Among immunocompromised patients admitted to the intensive care unit with hypoxemic (inadequate oxygenation of the blood) acute respiratory failure, early noninvasive ventilation compared with oxygen therapy alone did not reduce the risk of death at 28 days, according to a study appearing in JAMA. The study is being released to coincide with its presentation at the 28th annual congress of the European Society of Intensive Care Medicine.

The number of patients living with immune deficiencies is increasing steadily. These patients are at high risk for life-threatening complications, including acute respiratory failure warranting admission to the intensive care unit (ICU). Mortality in this situation has ranged from 40 percent to 90 percent and remains high, despite improvements in recent years. Noninvasive ventilation has been recommended to decrease mortality among immunocompromised patients with hypoxemic acute respiratory failure. However, its effectiveness has been unclear, according to background information in the article.

Elie Azoulay, M.D., Ph.D., of Saint-Louis University Hospital, Paris, and colleagues had 374 critically ill immunocompromised patients randomly assigned to early noninvasive ventilation (n = 191) or oxygen therapy alone (n = 183). Of these patients, 317 (85 percent) were receiving treatment for hematologic malignancies or solid tumors. The trial was conducted at 28 ICUs in France and Belgium.

On day 28 after randomization, 46 deaths (24 percent) had occurred in the noninvasive ventilation group vs 50 (27 percent) in the oxygen group. Oxygenation failure occurred in 155 patients overall (41 percent), 38 percent in the noninvasive ventilation group and 45 percent in the oxygen group. There were no significant differences in ICU-acquired infections, duration of mechanical ventilation, or lengths of ICU or hospital stays.

"In this multicenter randomized trial enrolling critically ill immunocompromised patients with acute respiratory failure, early noninvasive ventilation, compared with oxygen therapy alone, did not reduce the primary outcome of day-28 all-cause mortality, either overall or in any of the prespecified subgroups," the authors write. "However, study power was limited."

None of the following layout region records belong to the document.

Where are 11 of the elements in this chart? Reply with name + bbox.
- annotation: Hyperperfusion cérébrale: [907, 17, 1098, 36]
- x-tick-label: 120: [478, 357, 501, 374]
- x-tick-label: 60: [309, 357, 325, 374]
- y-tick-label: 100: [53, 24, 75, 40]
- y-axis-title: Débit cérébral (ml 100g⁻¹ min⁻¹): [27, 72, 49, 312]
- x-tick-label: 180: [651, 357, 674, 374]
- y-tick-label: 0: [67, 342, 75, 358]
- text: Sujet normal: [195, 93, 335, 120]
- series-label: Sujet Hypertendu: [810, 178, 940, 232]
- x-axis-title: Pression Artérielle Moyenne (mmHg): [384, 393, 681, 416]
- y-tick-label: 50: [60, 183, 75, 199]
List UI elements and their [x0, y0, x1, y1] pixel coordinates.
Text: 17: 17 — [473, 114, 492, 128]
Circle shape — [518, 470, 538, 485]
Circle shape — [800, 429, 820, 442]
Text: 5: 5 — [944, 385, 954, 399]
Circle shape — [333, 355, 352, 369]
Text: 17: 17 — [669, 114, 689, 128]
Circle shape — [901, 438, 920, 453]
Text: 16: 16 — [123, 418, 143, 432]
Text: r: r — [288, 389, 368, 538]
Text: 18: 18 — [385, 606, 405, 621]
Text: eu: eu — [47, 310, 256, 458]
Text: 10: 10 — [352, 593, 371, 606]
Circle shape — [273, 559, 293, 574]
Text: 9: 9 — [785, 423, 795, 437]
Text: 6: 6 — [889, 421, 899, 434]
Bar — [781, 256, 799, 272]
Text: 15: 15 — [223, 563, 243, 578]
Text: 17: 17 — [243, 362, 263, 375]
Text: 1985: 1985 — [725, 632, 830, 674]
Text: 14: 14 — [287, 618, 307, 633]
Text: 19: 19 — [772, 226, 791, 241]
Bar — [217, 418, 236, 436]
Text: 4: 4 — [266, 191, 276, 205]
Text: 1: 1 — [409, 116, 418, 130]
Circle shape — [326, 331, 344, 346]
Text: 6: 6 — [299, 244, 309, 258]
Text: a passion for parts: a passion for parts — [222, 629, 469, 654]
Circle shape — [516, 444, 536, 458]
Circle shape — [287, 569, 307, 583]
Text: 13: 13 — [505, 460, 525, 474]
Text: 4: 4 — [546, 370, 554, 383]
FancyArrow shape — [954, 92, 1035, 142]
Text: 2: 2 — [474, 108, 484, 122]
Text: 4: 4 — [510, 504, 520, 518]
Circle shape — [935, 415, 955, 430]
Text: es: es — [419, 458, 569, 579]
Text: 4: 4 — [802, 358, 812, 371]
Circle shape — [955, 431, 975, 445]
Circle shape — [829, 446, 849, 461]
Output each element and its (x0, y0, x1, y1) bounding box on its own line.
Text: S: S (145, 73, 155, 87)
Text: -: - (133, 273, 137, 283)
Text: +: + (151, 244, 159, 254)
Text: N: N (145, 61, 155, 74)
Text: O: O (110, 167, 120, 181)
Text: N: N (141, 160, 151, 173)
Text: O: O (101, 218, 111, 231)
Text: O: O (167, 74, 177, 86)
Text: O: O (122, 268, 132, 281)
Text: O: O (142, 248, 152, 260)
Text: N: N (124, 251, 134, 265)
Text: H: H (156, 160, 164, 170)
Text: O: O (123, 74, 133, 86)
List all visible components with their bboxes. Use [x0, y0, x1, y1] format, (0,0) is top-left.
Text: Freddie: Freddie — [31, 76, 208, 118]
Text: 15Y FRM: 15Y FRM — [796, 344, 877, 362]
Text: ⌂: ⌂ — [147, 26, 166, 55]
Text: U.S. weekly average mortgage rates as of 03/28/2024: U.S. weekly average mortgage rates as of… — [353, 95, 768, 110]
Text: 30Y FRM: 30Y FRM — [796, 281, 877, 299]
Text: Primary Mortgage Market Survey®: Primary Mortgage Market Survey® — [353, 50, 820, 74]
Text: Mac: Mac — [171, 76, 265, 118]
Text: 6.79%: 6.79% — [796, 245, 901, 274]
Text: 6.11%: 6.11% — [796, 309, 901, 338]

Editorial: The Changing Landscape of Noninvasive Ventilation in the Intensive Care Unit

Bhakti K. Patel, M.D., and John P. Kress, M.D., of the University of Chicago, comment on this subject in an accompanying editorial.

"With additional efforts to continue to reduce the percentage of critically ill patients who require invasive mechanical ventilation, alternative strategies for noninvasive ventilation that minimize face mask leak, improve oxygenation, and decrease work of breathing with alternative interfaces such as high-flow nasal cannula will need further investigation."